Until it errors for exceeding the maximum number of attempts to connect to the API.

This only happens when making the request on a PagerDuty account with thousands of schedules. The same request works fine with an account with only hundreds of schedules. Also, the same style request works fine for other endpoints (objects).

The same call using requests.get() with paging works fine. I couldn't replicate the issue after copying headers and so on.

Thank you.

Deconstrained commented 3 years ago

Hi @JamesKIBM ,

Just to be sure, can you confirm that there's no timeout when explicitly setting the page size to 100 in the parameters (limit=100) during a direct requests.get versus making the request with APISession.iter_all?

The error message was produced by the underlying HTTP client, and pdpyras does not change the read timeout setting, so I am inclined to think that it has more to do with the server taking a much longer time to respond for larger page sizes (the default in iter_all is 100, whereas the default when unspecified is 25).

JamesKIBM commented 3 years ago

Hi @Deconstrained,

My workaround with requests.get does use limit=100 and there is no issue with it.

Deconstrained commented 3 years ago

@JamesKIBM Thank you for confirming! I'm looking into reproducing this issue.

Deconstrained commented 3 years ago

@JamesKIBM I was able to reproduce the timeout issue in a large test account. However, I was not able to reproduce the condition where making a single request to the schedules index via session.get('schedules', params={'limit':100}) does not result in a timeout whereas using iter_all does. Both methods resulted in network read timeout.

Something I think might help here, that I'd be glad to implement, is a new property in the session class to specify a custom timeout value for requests.Session.request, seeing as the default is just five seconds. There is not yet any way of setting a timeout in iter_all, although one can pass it in to APISession.get as a keyword argument that will then get passed to requests.Session.

JamesKIBM commented 3 years ago

@Deconstrained To clarify, if I use requests.get() with limit=100 it works fine. And if I use session.rget('schedules') with the default of limit=25 it works fine. But I just tested session.rget('schedules', params={'limit': 100}), and it fails like it did for you!

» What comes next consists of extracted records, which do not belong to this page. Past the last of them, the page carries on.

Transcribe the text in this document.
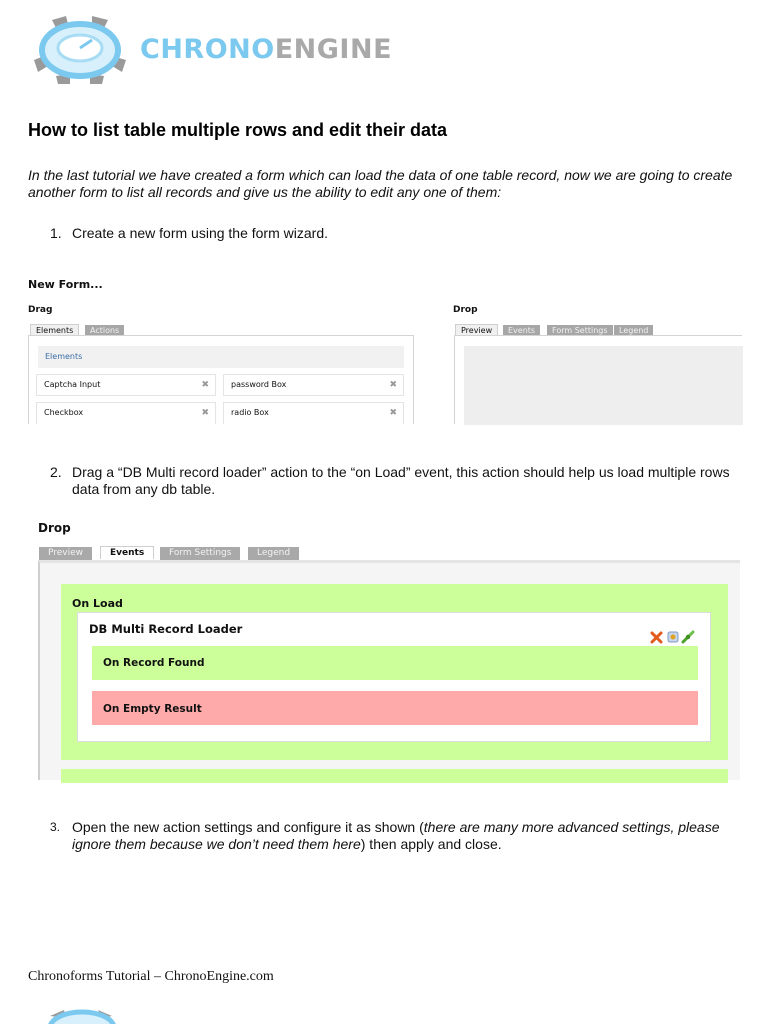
CHRONOENGINE
How to list table multiple rows and edit their data
In the last tutorial we have created a form which can load the data of one table record, now we are going to create another form to list all records and give us the ability to edit any one of them:
1. Create a new form using the form wizard.
New Form...
Drag	Drop
Elements	Actions
Elements
Captcha Input	✖	password Box	✖
Checkbox	✖	radio Box	✖
Preview	Events	Form Settings	Legend
2. Drag a “DB Multi record loader” action to the “on Load” event, this action should help us load multiple rows data from any db table.
Drop
Preview	Events	Form Settings	Legend
On Load
DB Multi Record Loader
On Record Found
On Empty Result
3. Open the new action settings and configure it as shown (there are many more advanced settings, please ignore them because we don’t need them here) then apply and close.
Chronoforms Tutorial – ChronoEngine.com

Just tested your proposal, and doing:

pdpyras.TIMEOUT = 30
session.rget('schedules', params={'limit': 100})

Does work! However, this seems like an unusually long time for a connection request, right? A workaround is to extend the TIMEOUT value, but the solution may be for PagerDuty to see why the /schedules end-point has a meaningfully longer connection time than other end-points. (A quick read shows me that requests does not have a default timeout value for connections to respond.)

Deconstrained commented 3 years ago

@JamesKIBM Thank you! I recognize this as a scalability issue as well as a limitation in the client. I've documented and brought to the attention of the team owning the Schedules API this need for better scalability in larger accounts.

Final questions: do you use this library for Python 2.7, or is this issue severely impacting any of your workflows? If so, it would be easy to release one final version with the configurable timeout before support for 2.7 ends on June 21st.

JamesKIBM commented 3 years ago

@Deconstrained I haven't used Python 2.7 in a while! No worry there.

Removing or increasing the TIMEOUT in the request works fine for now. Hopefully the team improves on that end-point's connectivity, as well.

I'll go ahead and close the issue - feel free to comment/reopen. Thank you for the support and helpful library!

Deconstrained commented 3 years ago

My goodness, I was obtuse at first about the preexisting TIMEOUT property and hadn't even remembered that feature already being there. That was @ctrlaltdel 's contribution (#48). At any rate, I'm glad that there is a working solution!